6.1 If the performance of our services is canceled by the client, the client will still owe the following percentages of the agreed fee: 

  • upon cancellation at a time after 14 days before the start date; 100% 
  • upon cancellation at a time prior to 14 days before the start date; 75% 
  • upon cancellation at a time prior to 30 days before the start date; 50% 
  • upon cancellation at a time prior to 60 days before the start date; 25% 

6.2 The date of notification of the cancellation is determined on the basis of the date of dispatch of the registered letter in which the client confirms this cancellation or the date of dispatch of the letter in which we confirm the cancellation. 

6.3 If the client wishes to postpone the agreed date for the courses and / or other services until a further date, a new date will be set in mutual consultation, provided that the request for postponement no later than 14 days before the starting date received by us. If then, in addition to the already agreed costs, the client owes an additional fee in accordance with the following percentages: 

  • in the case of a request for deferment for 14 days before the start date 33,3% 
  • in the case of a request for deferment for 30 days before the start date 25% 
  • in the case of a request for deferment for 60 days before the start date 10% 

6.4 The date of notification of the delay is determined on the basis of the date of dispatch of the registered letter in which the client confirms this notification or the date of dispatch of the letter in which we confirm the cancellation. 

6.5 The client will at all times, both in the event of cancellation and postponement, owe the agreed accommodation and accommodation costs. 

Article 7: Payment terms

7.1 We will never be able to demand payment of the costs of those services, including accommodation and accommodation costs, prior to the performance of the agreed services. 

7.2 The client must pay all our invoices no later than 14 days after the invoice date without any right of discount or compensation, unless explicitly agreed in writing with one of our board members. 

7.3 If and as soon as the client exceeds the payment term referred to in paragraph 2, he will be deemed to be in default without further notice of default and / or demand being required. 

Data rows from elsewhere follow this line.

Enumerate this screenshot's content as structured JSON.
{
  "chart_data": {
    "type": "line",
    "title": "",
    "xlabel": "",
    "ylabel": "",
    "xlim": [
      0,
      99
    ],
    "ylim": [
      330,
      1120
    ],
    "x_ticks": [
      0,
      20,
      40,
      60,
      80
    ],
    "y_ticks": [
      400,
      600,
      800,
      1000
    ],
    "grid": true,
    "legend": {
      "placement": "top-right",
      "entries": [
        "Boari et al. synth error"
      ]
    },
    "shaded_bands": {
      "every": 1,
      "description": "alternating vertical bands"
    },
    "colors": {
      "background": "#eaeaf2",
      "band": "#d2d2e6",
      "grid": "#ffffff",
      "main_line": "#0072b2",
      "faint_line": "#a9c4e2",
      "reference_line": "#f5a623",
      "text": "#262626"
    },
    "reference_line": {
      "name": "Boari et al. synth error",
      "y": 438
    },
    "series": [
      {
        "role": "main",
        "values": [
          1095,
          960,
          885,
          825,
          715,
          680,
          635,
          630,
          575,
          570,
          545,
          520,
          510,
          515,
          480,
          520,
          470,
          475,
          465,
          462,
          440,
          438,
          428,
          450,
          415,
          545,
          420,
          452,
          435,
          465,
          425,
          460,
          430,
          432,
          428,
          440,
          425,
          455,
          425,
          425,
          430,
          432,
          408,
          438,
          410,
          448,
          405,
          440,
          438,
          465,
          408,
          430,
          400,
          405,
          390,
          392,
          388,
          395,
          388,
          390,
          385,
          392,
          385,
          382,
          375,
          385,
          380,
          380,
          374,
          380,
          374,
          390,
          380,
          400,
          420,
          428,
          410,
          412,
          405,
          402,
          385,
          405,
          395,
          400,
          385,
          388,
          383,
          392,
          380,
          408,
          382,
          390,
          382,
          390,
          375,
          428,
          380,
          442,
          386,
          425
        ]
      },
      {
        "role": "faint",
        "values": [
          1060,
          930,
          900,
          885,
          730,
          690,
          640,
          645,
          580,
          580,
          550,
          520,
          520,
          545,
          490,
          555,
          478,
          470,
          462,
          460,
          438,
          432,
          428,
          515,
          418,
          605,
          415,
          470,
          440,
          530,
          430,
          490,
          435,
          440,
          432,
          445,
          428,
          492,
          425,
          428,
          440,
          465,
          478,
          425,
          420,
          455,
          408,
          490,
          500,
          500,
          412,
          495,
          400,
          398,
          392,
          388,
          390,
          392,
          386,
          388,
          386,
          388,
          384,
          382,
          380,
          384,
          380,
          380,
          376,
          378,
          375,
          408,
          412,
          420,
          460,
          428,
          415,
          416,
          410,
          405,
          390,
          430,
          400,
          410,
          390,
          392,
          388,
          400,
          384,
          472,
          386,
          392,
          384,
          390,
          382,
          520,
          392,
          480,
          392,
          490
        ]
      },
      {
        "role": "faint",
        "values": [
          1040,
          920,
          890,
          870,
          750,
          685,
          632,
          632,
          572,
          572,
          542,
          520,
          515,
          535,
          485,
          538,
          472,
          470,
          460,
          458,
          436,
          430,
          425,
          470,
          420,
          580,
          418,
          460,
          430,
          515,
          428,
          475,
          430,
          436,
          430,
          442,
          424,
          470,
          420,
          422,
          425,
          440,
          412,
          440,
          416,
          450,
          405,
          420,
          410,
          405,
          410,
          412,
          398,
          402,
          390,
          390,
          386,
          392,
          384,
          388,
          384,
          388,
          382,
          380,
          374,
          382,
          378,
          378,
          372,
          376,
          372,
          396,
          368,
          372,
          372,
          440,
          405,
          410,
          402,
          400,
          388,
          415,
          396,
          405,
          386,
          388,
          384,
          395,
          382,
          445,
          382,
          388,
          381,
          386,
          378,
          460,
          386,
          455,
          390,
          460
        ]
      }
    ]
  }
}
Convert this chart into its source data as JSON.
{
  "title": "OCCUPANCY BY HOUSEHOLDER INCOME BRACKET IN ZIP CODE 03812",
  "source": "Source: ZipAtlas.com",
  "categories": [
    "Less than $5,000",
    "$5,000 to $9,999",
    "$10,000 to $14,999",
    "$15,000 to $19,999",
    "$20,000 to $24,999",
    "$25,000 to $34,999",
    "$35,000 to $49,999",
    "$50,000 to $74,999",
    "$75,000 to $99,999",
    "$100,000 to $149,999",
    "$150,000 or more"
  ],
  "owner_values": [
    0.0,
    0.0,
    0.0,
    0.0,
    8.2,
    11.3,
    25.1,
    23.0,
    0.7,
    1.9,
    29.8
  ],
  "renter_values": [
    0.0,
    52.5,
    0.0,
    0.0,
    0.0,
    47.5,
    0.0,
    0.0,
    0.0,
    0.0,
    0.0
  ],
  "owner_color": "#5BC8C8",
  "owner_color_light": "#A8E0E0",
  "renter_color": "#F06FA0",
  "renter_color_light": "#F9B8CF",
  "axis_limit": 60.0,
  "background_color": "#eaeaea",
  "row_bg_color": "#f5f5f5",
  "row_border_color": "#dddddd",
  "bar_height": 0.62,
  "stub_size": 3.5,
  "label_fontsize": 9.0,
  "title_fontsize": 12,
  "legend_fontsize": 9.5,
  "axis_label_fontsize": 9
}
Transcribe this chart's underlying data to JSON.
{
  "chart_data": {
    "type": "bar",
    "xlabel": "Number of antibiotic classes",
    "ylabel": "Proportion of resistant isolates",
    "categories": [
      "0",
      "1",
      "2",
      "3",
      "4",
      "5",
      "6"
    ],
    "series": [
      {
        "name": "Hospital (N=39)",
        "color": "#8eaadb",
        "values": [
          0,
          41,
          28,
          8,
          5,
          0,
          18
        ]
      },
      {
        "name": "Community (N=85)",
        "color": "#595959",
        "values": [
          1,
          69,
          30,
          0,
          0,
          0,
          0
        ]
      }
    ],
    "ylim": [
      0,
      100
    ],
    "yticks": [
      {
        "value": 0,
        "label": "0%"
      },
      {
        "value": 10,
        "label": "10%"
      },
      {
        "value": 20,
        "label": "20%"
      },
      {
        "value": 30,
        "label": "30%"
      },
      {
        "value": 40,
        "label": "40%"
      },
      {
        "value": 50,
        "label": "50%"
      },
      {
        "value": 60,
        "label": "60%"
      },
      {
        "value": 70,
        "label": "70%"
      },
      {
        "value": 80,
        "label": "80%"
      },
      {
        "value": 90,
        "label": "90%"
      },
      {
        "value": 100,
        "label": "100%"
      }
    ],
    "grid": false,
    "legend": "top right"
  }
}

7.4 If and as soon as the client as referred to in paragraph 3 above is in default, he will owe a contractual interest amounting to 1% per month calculated on the total invoice amount including VAT, for each month or part of the month that the client fails to pay. 

7.5 If and as soon as the client as referred to in paragraph 3 above is in default, we have the right to hand over the collection of the overdue invoice amounts to third parties without further notice. The associated extrajudicial collection costs are at the expense of the client. These costs amount to 15% of the amount to be collected, plus the applicable VAT, but at least € 750,00 without prejudice to our right to charge the client for any multiple extra-judicial collection costs actually incurred. 

7.6 We are entitled at all times to suspend the delivery of our services as long as the client has not provided sufficient security to meet all his obligations under the agreement concluded with us. 

Article 8: Reproduction right Authors

8.1 The client is prohibited from duplicating or multiplying course material, manuals and other documents provided by us unless our management has given written permission for this. We expressly reserve the copyright and reproduction rights of said documents at all times. This also applies to all online content within the Metro Mentoring Platform and Social Styles app from MentesMe.

8.2 The client is also prohibited from using the course material, including the registered terms iGROW, iAID and Metro Mentoring Platform, without written permission, to provide activities in line with the content. This money for internal and external use. This article does not apply to organizations licensed by MentesMe, for which a separately signed agreement is leading. 

Article 9: Disputes

9.1 All disputes between us and the client, which are related to the agreement between the parties and the implementation of that agreement, will be settled by the competent court in Amsterdam. 

9.2 Dutch law will always apply to all agreements between us and the client.